Once the partnership solidified and Flores and Valdez agreed on working together, it was a ebb and flow creatively, intersecting ideas and crossover from their two worlds, music and clubs and theater and performance art. “Partnering was trying to translate. It was very collaborative to create this world,” says Valdez.
After working to put this together for around two years, Valdez makes observations of the work and the people that have put their efforts into discovering, looking back, and projecting their visions of Latinidad into words, music and artwork.

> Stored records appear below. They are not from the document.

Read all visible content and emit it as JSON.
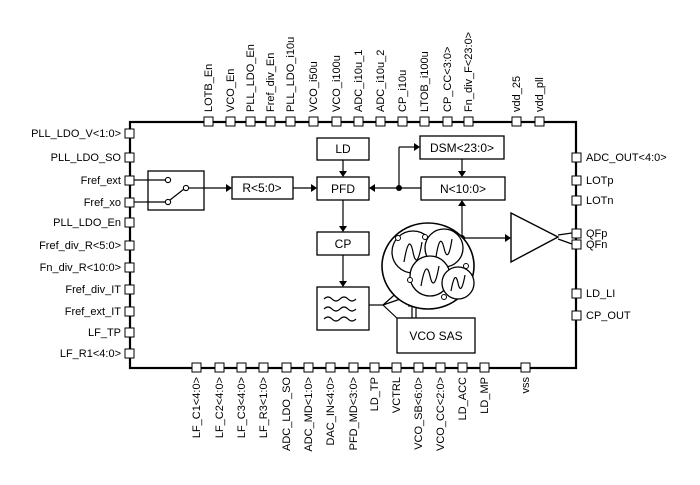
{
  "top_pins": [
    "LOTB_En",
    "VCO_En",
    "PLL_LDO_En",
    "Fref_div_En",
    "PLL_LDO_i10u",
    "VCO_i50u",
    "VCO_i100u",
    "ADC_i10u_1",
    "ADC_i10u_2",
    "CP_i10u",
    "LTOB_i100u",
    "CP_CC<3:0>",
    "Fn_div_F<23:0>",
    "vdd_25",
    "vdd_pll"
  ],
  "bottom_pins": [
    "LF_C1<4:0>",
    "LF_C2<4:0>",
    "LF_C3<4:0>",
    "LF_R3<1:0>",
    "ADC_LDO_SO",
    "ADC_MD<1:0>",
    "DAC_IN<4:0>",
    "PFD_MD<3:0>",
    "LD_TP",
    "VCTRL",
    "VCO_SB<6:0>",
    "VCO_CC<2:0>",
    "LD_ACC",
    "LD_MP",
    "vss"
  ],
  "left_pins": [
    "PLL_LDO_V<1:0>",
    "PLL_LDO_SO",
    "Fref_ext",
    "Fref_xo",
    "PLL_LDO_En",
    "Fref_div_R<5:0>",
    "Fn_div_R<10:0>",
    "Fref_div_IT",
    "Fref_ext_IT",
    "LF_TP",
    "LF_R1<4:0>"
  ],
  "right_pins": [
    "ADC_OUT<4:0>",
    "LOTp",
    "LOTn",
    "QFp",
    "QFn",
    "LD_LI",
    "CP_OUT"
  ],
  "blocks": {
    "ld": "LD",
    "pfd": "PFD",
    "cp": "CP",
    "r_div": "R<5:0>",
    "dsm": "DSM<23:0>",
    "n_div": "N<10:0>",
    "vco_sas": "VCO SAS"
  }
}
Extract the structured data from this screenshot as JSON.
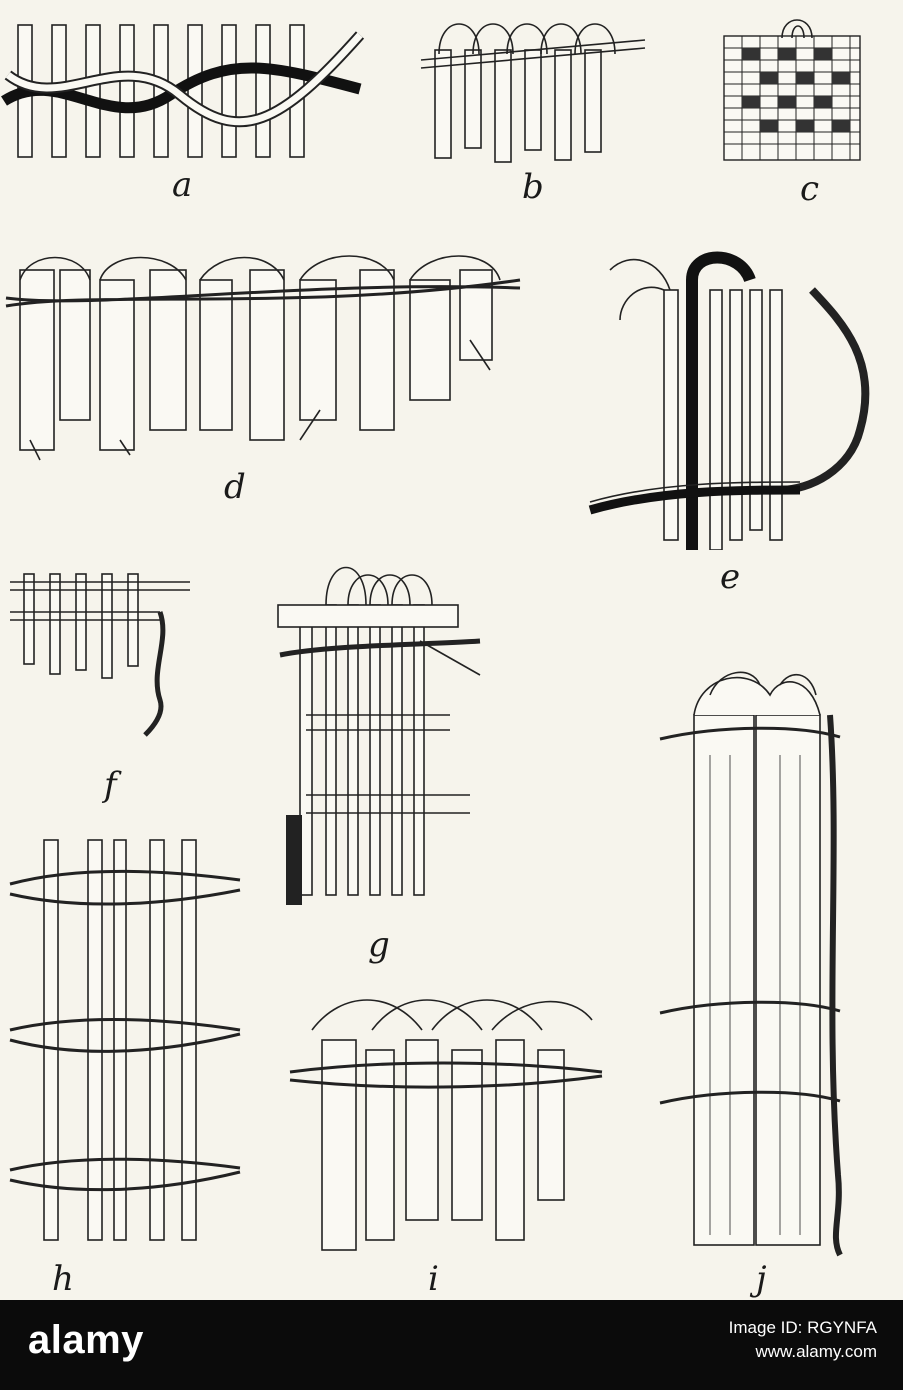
{
  "figure": {
    "labels": {
      "a": "a",
      "b": "b",
      "c": "c",
      "d": "d",
      "e": "e",
      "f": "f",
      "g": "g",
      "h": "h",
      "i": "i",
      "j": "j"
    }
  },
  "watermark": {
    "brand": "alamy",
    "caption": "Image ID: RGYNFA",
    "url": "www.alamy.com"
  }
}
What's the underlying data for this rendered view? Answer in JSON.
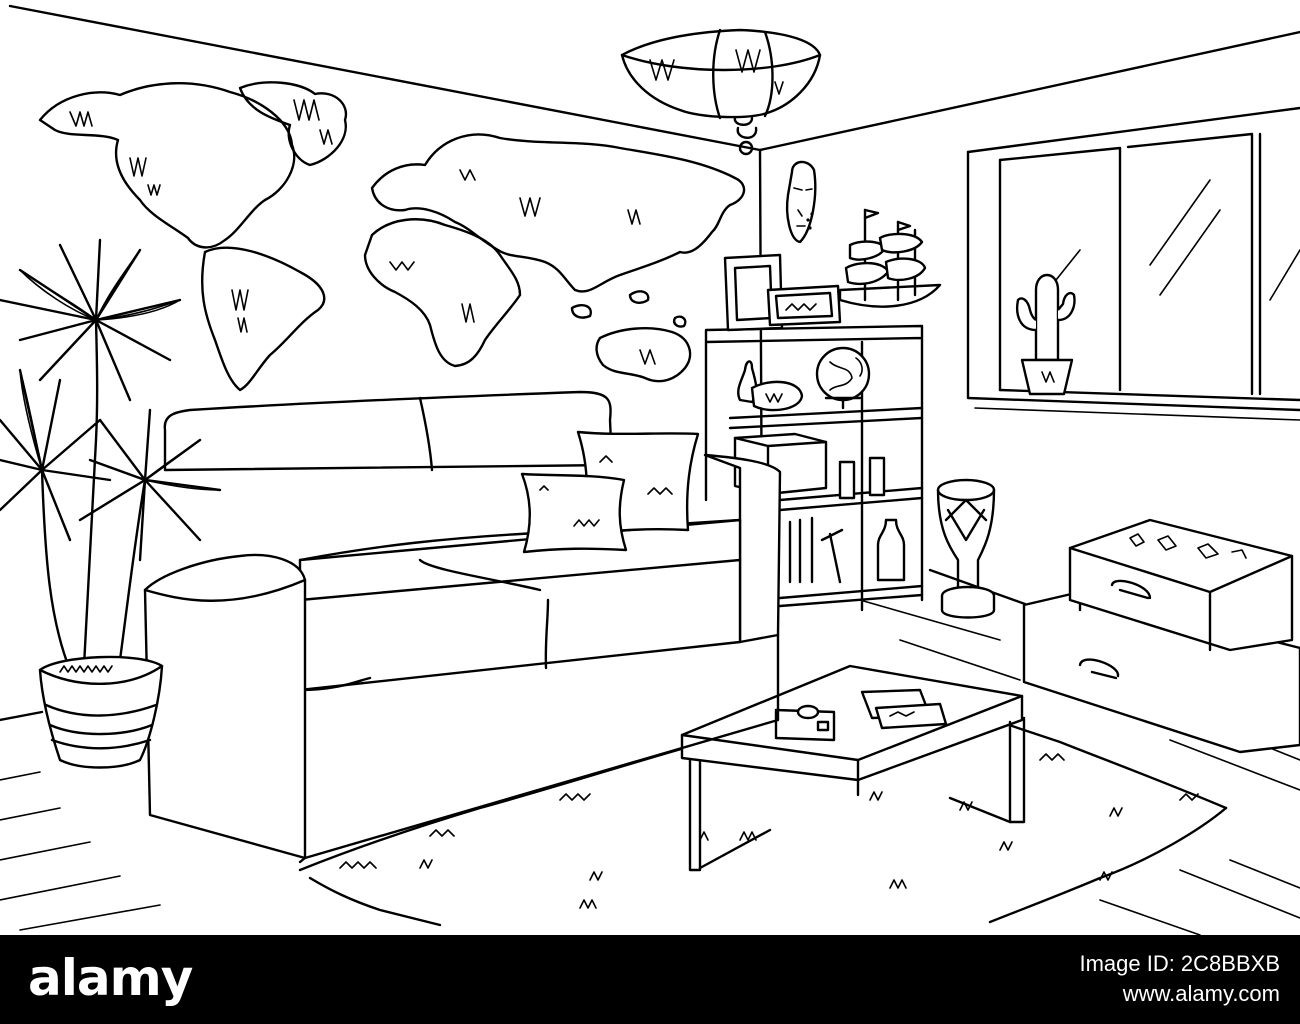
{
  "image": {
    "subject": "living-room-line-drawing",
    "style": "black ink sketch on white"
  },
  "banner": {
    "brand": "alamy",
    "image_id_label": "Image ID: 2C8BBXB",
    "url": "www.alamy.com",
    "background": "#000000",
    "text_color": "#ffffff"
  },
  "icons": [
    "world-map-icon",
    "ceiling-lamp-icon",
    "mask-icon",
    "sailboat-model-icon",
    "cactus-icon",
    "globe-icon",
    "drum-icon",
    "camera-icon",
    "palm-plant-icon"
  ]
}
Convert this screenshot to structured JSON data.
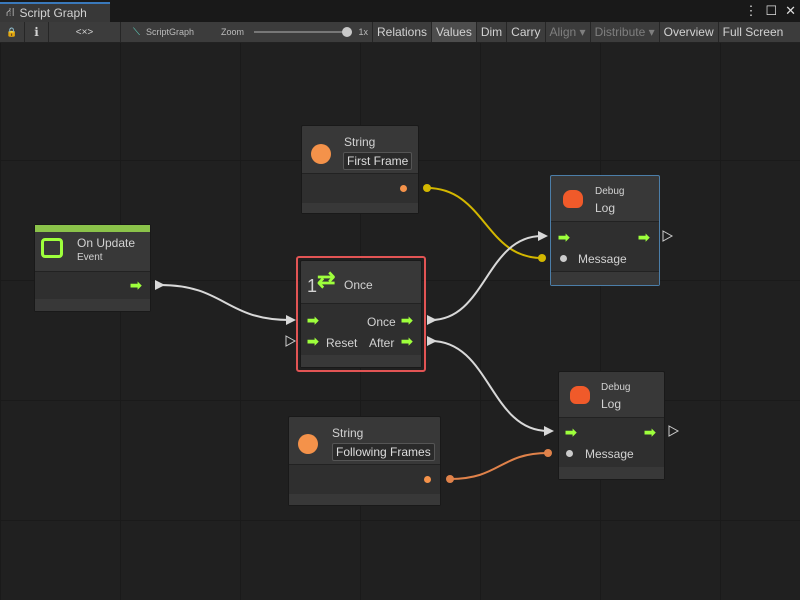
{
  "window": {
    "title": "Script Graph"
  },
  "toolbar": {
    "lock": "🔒",
    "info": "ℹ",
    "embed": "<×>",
    "graph_name": "ScriptGraph",
    "zoom_label": "Zoom",
    "zoom_value": "1x",
    "zoom_level": 1,
    "buttons": [
      "Relations",
      "Values",
      "Dim",
      "Carry",
      "Align ▾",
      "Distribute ▾",
      "Overview",
      "Full Screen"
    ],
    "active": "Values"
  },
  "colors": {
    "trigger": "#9eff3c",
    "string_port": "#f4924a",
    "selection": "#e25454",
    "debug_select": "#4c7ea8",
    "wire_string": "#d3b700",
    "wire_orange": "#e0824a",
    "event_bar": "#8bc34a"
  },
  "nodes": {
    "string1": {
      "title": "String",
      "value": "First Frame"
    },
    "string2": {
      "title": "String",
      "value": "Following Frames"
    },
    "on_update": {
      "title": "On Update",
      "subtitle": "Event"
    },
    "once": {
      "count": "1",
      "title": "Once",
      "out_once": "Once",
      "in_reset": "Reset",
      "out_after": "After"
    },
    "log1": {
      "category": "Debug",
      "title": "Log",
      "message": "Message"
    },
    "log2": {
      "category": "Debug",
      "title": "Log",
      "message": "Message"
    }
  }
}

“There’s one thing that they have in common, that the past is very present. It informs, shapes and hovers around the action. And it makes me think about this generation of Latinos. Another interesting thing is that none of the artists created works in Spanish. So there are these interesting tensions between culture and past and tradition and the weight of that, how it feels in our presence. So it’s really kind of interesting as you think about being Latino now. “
Connect. Think. Dance. Repeat.
Valdez ends the talk mentioning his excitement for the 3-day performance and how it will be a universal attraction as much as it will affect Latinos with its themes. “The show is open to everybody, you don’t have to be Latino to come to enjoy it or get something out of it. Ultimately what’s being presented is stories, stories that a lot of people are going to respond to and connect with; it’s just joyful and fun and celebratory. It’s for all ages, and I think it’s just a wonderful experience . You get these moments of people and feeling and human connection and human stories and it’s all wrapped up in this big celebration. Don’t come in expecting a play like you’d think of plays, it’s very participatory, it’s a lot of fun. You’re invited to dance, you don’t have to dance if you don’t want to, but it’s about the story and celebration.”